GRIGORIADIS, I.

Computer-aided drug design for conditional biomolecular interfaces requires evaluation across more than one receptor structure, docking pose, or scalar score. LINE-1 ORF1p is treated here as a state-family interface target whose relevant behavior is distributed across receptor microstates, assembly-compatible contact neighborhoods, ligand conformers, and perturbation snapshots. This article presents Linobectide as a mathematical-chemistry CADD workflow centered on a modified black-hole algorithm (MBHA) for persistence-weighted prioritization of putative ORF1p inhibitor candidates. Each molecule is represented as a dossier containing standardized descriptors, docking annotations, interaction-class persistence vectors, finite-action stability traces, graph-localization summaries, SPECTRAL-SAR applicability-domain records, and rank-shift diagnostics.
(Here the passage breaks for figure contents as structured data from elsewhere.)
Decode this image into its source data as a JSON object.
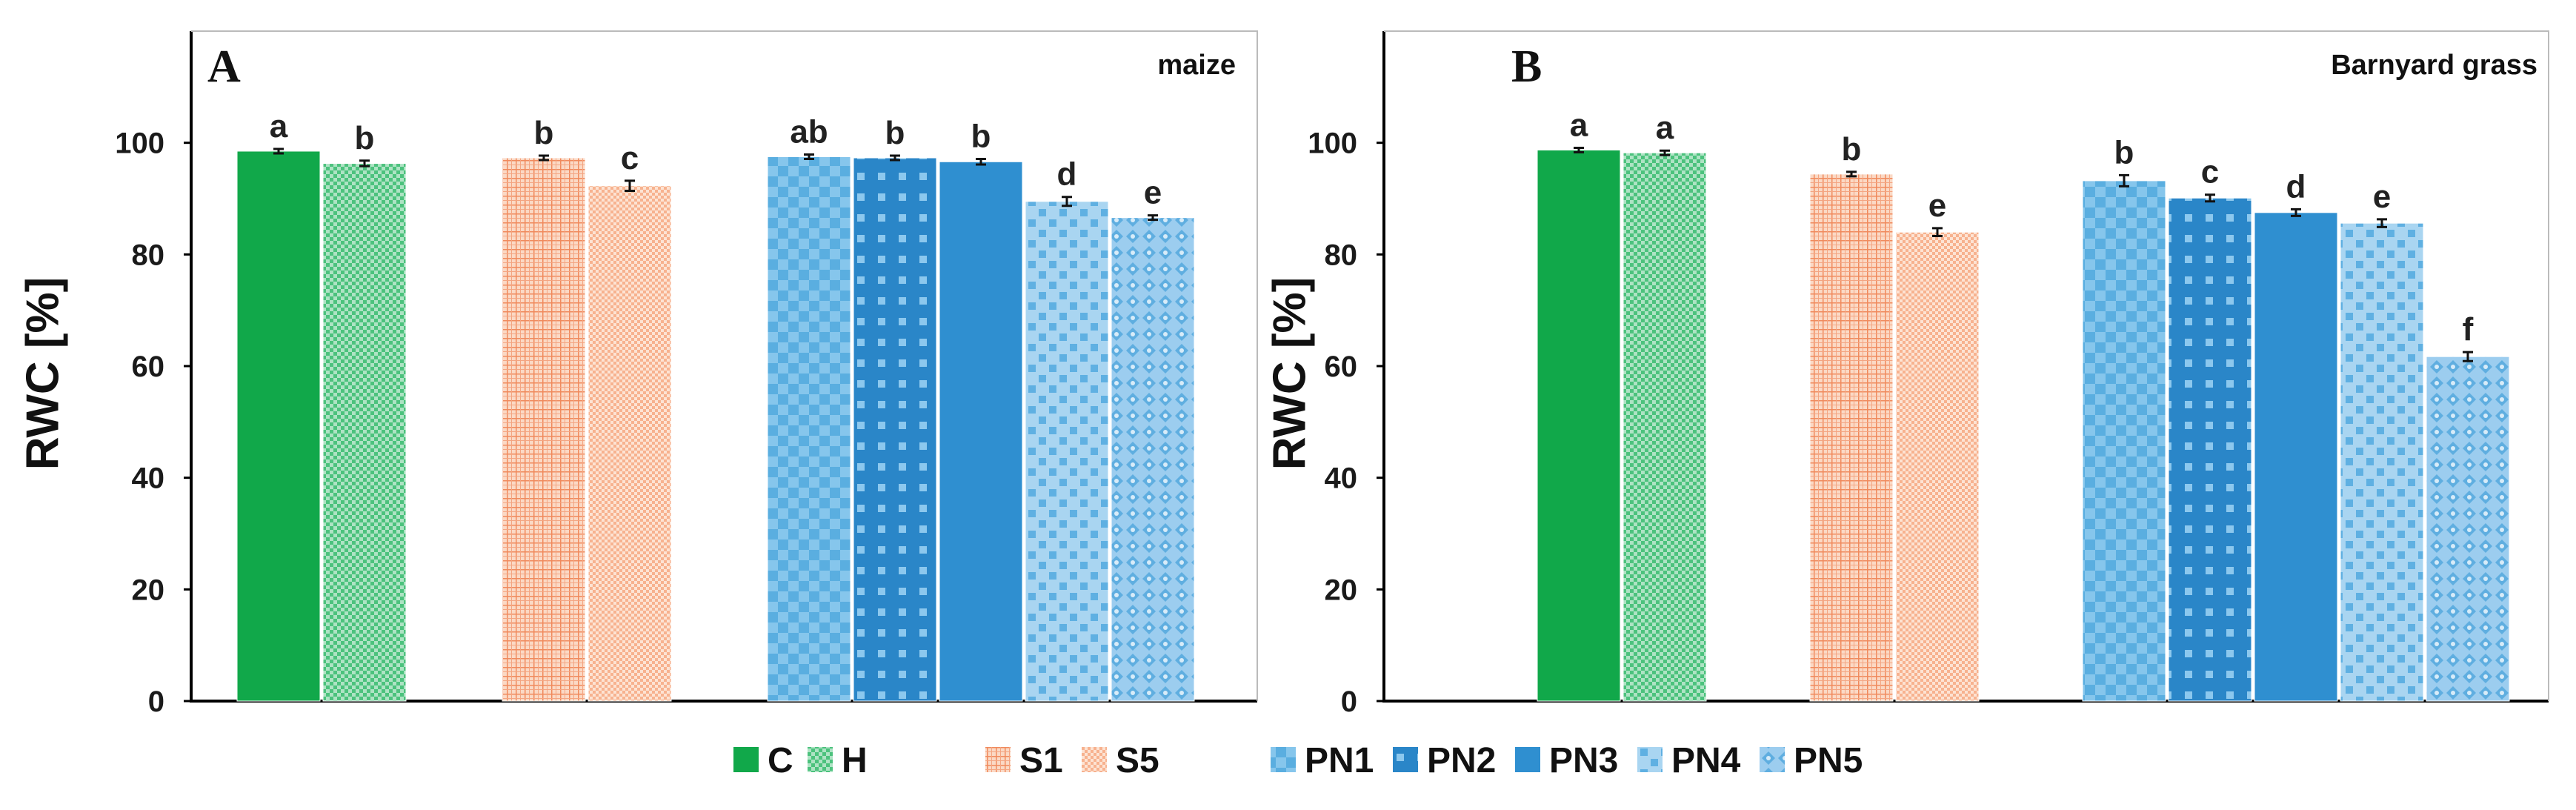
{
  "colors": {
    "green": "#11a84a",
    "orange": "#f4a582",
    "blue": "#2f8fd0",
    "lightblue": "#58b1e2",
    "axis": "#000000",
    "errorbar": "#111111"
  },
  "legend": [
    {
      "label": "C",
      "pattern": "solid-green"
    },
    {
      "label": "H",
      "pattern": "check-green"
    },
    {
      "label": "S1",
      "pattern": "grid-orange"
    },
    {
      "label": "S5",
      "pattern": "fine-orange"
    },
    {
      "label": "PN1",
      "pattern": "checker-blue"
    },
    {
      "label": "PN2",
      "pattern": "dots-blue"
    },
    {
      "label": "PN3",
      "pattern": "solid-blue"
    },
    {
      "label": "PN4",
      "pattern": "dots-light"
    },
    {
      "label": "PN5",
      "pattern": "diamond-light"
    }
  ],
  "chart_data": [
    {
      "type": "bar",
      "panel": "A",
      "title": "maize",
      "ylabel": "RWC [%]",
      "ylim": [
        0,
        120
      ],
      "yticks": [
        0,
        20,
        40,
        60,
        80,
        100
      ],
      "groups": [
        [
          "C",
          "H"
        ],
        [
          "S1",
          "S5"
        ],
        [
          "PN1",
          "PN2",
          "PN3",
          "PN4",
          "PN5"
        ]
      ],
      "categories": [
        "C",
        "H",
        "S1",
        "S5",
        "PN1",
        "PN2",
        "PN3",
        "PN4",
        "PN5"
      ],
      "values": [
        98.5,
        96.3,
        97.3,
        92.3,
        97.5,
        97.3,
        96.6,
        89.5,
        86.6
      ],
      "errors": [
        0.4,
        0.5,
        0.4,
        0.9,
        0.4,
        0.4,
        0.5,
        0.8,
        0.4
      ],
      "labels": [
        "a",
        "b",
        "b",
        "c",
        "ab",
        "b",
        "b",
        "d",
        "e"
      ]
    },
    {
      "type": "bar",
      "panel": "B",
      "title": "Barnyard grass",
      "ylabel": "RWC [%]",
      "ylim": [
        0,
        120
      ],
      "yticks": [
        0,
        20,
        40,
        60,
        80,
        100
      ],
      "groups": [
        [
          "C",
          "H"
        ],
        [
          "S1",
          "S5"
        ],
        [
          "PN1",
          "PN2",
          "PN3",
          "PN4",
          "PN5"
        ]
      ],
      "categories": [
        "C",
        "H",
        "S1",
        "S5",
        "PN1",
        "PN2",
        "PN3",
        "PN4",
        "PN5"
      ],
      "values": [
        98.7,
        98.2,
        94.4,
        84.0,
        93.2,
        90.1,
        87.5,
        85.6,
        61.7
      ],
      "errors": [
        0.4,
        0.4,
        0.4,
        0.7,
        1.0,
        0.6,
        0.6,
        0.7,
        0.8
      ],
      "labels": [
        "a",
        "a",
        "b",
        "e",
        "b",
        "c",
        "d",
        "e",
        "f"
      ]
    }
  ]
}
The revised analysis emphasizes numerical reporting endpoints: fixed run parameters, baseline comparators, ablation metrics, rank stability, regeneration fractions, protected-elite fractions, and reproducibility indices. Docking is used as an annotation layer rather than as a stand-alone proof of inhibition. The framework is therefore reported as a transparent computational prioritization protocol that generates testable hypotheses for future biochemical and cellular validation, not as experimental proof of ORF1p inhibition or therapeutic activity.